Persistence is more than being hard headed
I think one of my past perceptions of persistence was that of someone who did’t listen to others. I thought a persistent person doggedly went his way regardless of what other said. There is some truth in this as it applies to not listening to nay-sayers, trolls, and negativity lords, but it does not apply broadly.
Persistent people have selective hearing. They know how to tune out the white noise and tune into those who genuinely want to help them reach their goals.
I can be super focused to the point of exclusion. I want what I want and anyone who used to say anything bad about my ideas was obviously an enemy. This, sadly, included my wife. I was so persistent in what I wanted, I would nor listen to wisdom, critique or advice if it disagreed with my vision.
Thankfully, I am not as closed off to what others are saying, because I know most of them are trying to help me.

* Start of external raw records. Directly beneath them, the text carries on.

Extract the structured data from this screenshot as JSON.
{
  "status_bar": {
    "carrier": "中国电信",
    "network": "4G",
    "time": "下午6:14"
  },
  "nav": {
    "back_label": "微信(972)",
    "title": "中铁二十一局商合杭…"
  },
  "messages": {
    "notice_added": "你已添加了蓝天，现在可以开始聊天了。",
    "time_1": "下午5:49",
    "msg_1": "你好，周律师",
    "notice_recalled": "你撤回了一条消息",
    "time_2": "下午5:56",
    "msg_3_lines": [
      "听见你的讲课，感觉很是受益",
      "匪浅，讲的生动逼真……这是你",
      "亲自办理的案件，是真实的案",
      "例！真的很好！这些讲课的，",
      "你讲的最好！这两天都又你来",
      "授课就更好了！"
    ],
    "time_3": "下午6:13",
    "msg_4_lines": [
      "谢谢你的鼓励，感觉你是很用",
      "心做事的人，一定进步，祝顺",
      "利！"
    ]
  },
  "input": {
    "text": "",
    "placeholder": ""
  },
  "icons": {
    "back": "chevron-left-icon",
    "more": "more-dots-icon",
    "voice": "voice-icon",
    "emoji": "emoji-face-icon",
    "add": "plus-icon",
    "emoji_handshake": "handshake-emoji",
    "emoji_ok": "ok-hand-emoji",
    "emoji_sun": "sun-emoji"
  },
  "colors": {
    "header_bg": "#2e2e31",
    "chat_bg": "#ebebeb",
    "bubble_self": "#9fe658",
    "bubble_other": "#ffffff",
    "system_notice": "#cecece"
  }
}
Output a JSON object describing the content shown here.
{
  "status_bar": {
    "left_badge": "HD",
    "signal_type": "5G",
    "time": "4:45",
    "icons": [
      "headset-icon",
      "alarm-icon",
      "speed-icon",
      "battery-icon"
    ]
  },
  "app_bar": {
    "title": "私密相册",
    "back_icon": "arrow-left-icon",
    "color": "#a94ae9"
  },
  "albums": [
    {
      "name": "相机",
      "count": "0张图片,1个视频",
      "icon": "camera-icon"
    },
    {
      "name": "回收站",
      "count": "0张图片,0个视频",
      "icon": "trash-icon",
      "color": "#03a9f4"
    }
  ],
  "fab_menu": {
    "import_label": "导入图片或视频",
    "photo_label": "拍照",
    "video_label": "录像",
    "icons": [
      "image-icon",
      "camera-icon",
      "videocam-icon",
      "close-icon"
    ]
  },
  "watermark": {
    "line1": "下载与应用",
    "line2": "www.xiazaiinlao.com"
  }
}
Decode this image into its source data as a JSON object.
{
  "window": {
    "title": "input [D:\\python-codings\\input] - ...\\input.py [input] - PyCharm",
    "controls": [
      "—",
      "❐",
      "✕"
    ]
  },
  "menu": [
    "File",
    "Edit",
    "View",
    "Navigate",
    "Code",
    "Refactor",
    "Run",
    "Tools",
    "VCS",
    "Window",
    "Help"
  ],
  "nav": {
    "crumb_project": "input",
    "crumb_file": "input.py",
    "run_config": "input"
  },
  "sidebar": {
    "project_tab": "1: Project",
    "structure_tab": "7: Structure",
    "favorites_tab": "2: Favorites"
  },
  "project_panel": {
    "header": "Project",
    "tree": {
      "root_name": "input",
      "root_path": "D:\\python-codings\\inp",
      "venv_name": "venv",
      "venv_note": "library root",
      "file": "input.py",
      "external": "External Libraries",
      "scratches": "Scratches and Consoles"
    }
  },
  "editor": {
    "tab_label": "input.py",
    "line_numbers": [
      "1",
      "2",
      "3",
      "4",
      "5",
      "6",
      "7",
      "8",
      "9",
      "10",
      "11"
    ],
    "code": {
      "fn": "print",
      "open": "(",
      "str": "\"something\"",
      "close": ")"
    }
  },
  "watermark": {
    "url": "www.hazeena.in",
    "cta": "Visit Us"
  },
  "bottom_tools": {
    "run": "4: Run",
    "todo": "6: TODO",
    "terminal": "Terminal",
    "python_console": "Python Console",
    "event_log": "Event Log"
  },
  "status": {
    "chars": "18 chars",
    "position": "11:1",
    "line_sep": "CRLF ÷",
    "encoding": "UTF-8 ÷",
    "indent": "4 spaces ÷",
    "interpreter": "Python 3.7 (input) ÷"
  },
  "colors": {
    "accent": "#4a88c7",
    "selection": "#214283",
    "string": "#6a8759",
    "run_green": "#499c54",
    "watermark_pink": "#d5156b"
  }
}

Persistence is more than running over others to get to your goal
Persistence comes across as an aggressive word. A running back stiff arming people down the field is a kind of persistence that works great in football but not so much in real life.
But, persistence can also be like a river that softens rocks. The river moves quietly and quickly but with great effectiveness over time.
All of this, over time, can break down the resistance of your worst critics and turn them into your biggest fans
I have a few rules of persistence that have served me over their years and they may help you as well.
Rules of Persistence
Don’t settle for less
Don’t lower your standards
Don’t let others pressure you to compromise
Don’t take short cuts if it diminishes the outcome you want
Don’t use excuses like “That’s too hard” or “That takes too much work”
Don’t try to be like anyone else. Persistently pursue your unique voice and vision.
The outcome may not be exactly what you want and you may not get where you want in the way you thought, but persistence, and patience, will always move you forward. Keep at it, what ever “it” is for you.
“Keep a little fire burning; however small, however hidden.”